赤いリボンの猫[完結] | ナノ

勧誘


『じゃあ、次はレシーブに回れ。夜久ー苗字と交代だ。』

『おー。』


コートの後方に回りリベロの夜久がセッターへ移動する。
そこから、サーブ、レシーブ、トスを名前がすべて行ったところで試合は終了した。


『研磨さんっ研磨さんっトス上げてください!』

「えー…今終わったばっかじゃん…ちょっと休憩させて。」

『え!?休憩終わったら上げてくれるんすか!?待ちます!いつまでも待ちます!』

「じゃあ、あと2年待って。
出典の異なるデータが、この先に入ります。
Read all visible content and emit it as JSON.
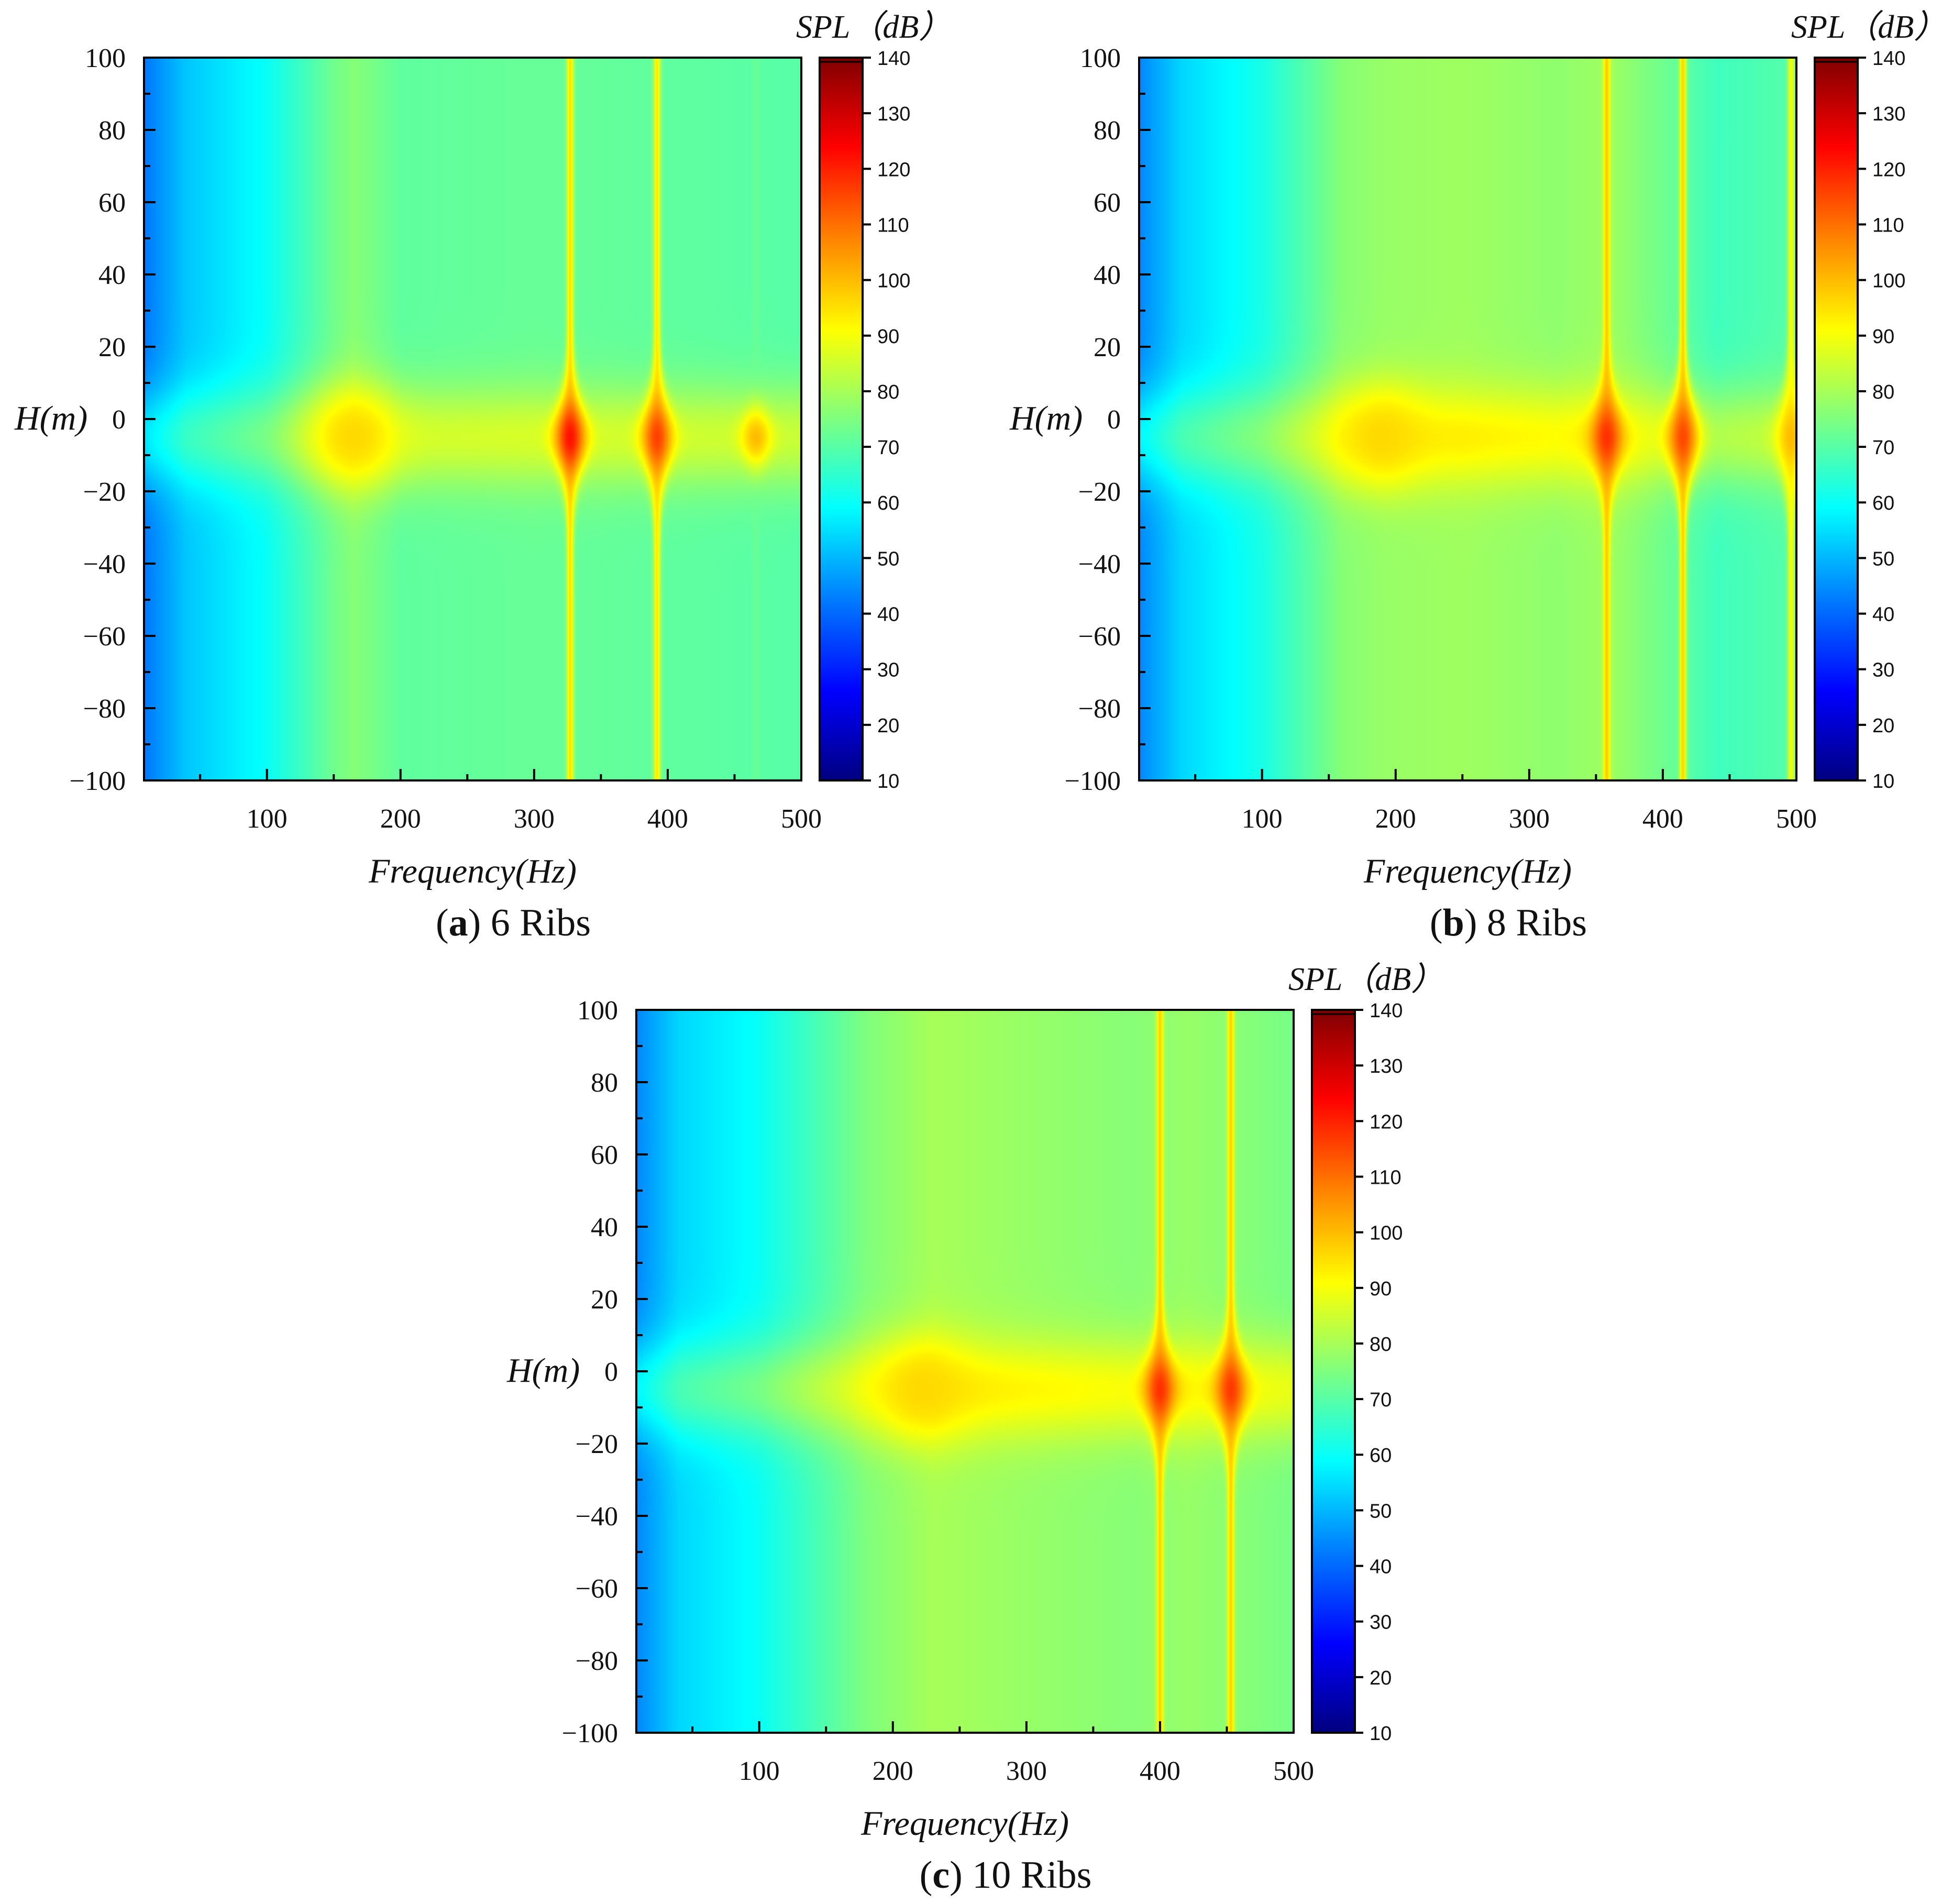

」

『ん?何で2年なんすか?』


リエーフと研磨の会話に耳を傾けている名前に、黒尾が声をかけた。


『部への勧誘だって、気づいたか?』

「え、勧誘?!ですか?」


なぜ、ここへ連れてこられたのかと考えていた名前は明かされた訳に驚いた。


『そんなに驚くことか?』

「いや…だって、バレー部ですよね?」

『おう。あ、でも、マネージャーな。』


ボトルを口にしてゴクゴク飲んでいる黒尾に目を見開いた。


「え…えぇ!?」

『!!』


隣で突然放たれた大きな声に驚き、黒尾は飲んでいたドリンクで咽る。

部員全員の視線が二人に向けられた瞬間だった。


「マネージャー、ですか…?」

『だって、お前…普通に考えてみろ。男子バレー部だぞ、ここは。』

「?じゃあなんで一緒にバレーさせてくれたんですか?」


その問いかけに、黒尾は『あー、だって…』と名前を見た。


『苗字、運動好きだって言ってたし…その体幹だし…見てるだけじゃつまらねぇだろ?』


『だから一緒にできることしようと思って…。』と話す黒尾。

苗字は黒尾を見て固まる。


「そんな理由で…私を練習に参加させてくれたんですか?」

『お前なぁ、そんな理由とか言うな。心が痛い。』


マネージャーを得るべく行った黒尾の行動全ての責任が彼女に重くのしかかる。


「マネージャー、します。」


その一言に部員は一斉に騒ぎ立てたが、研磨だけは彼女を見過ごさなかった。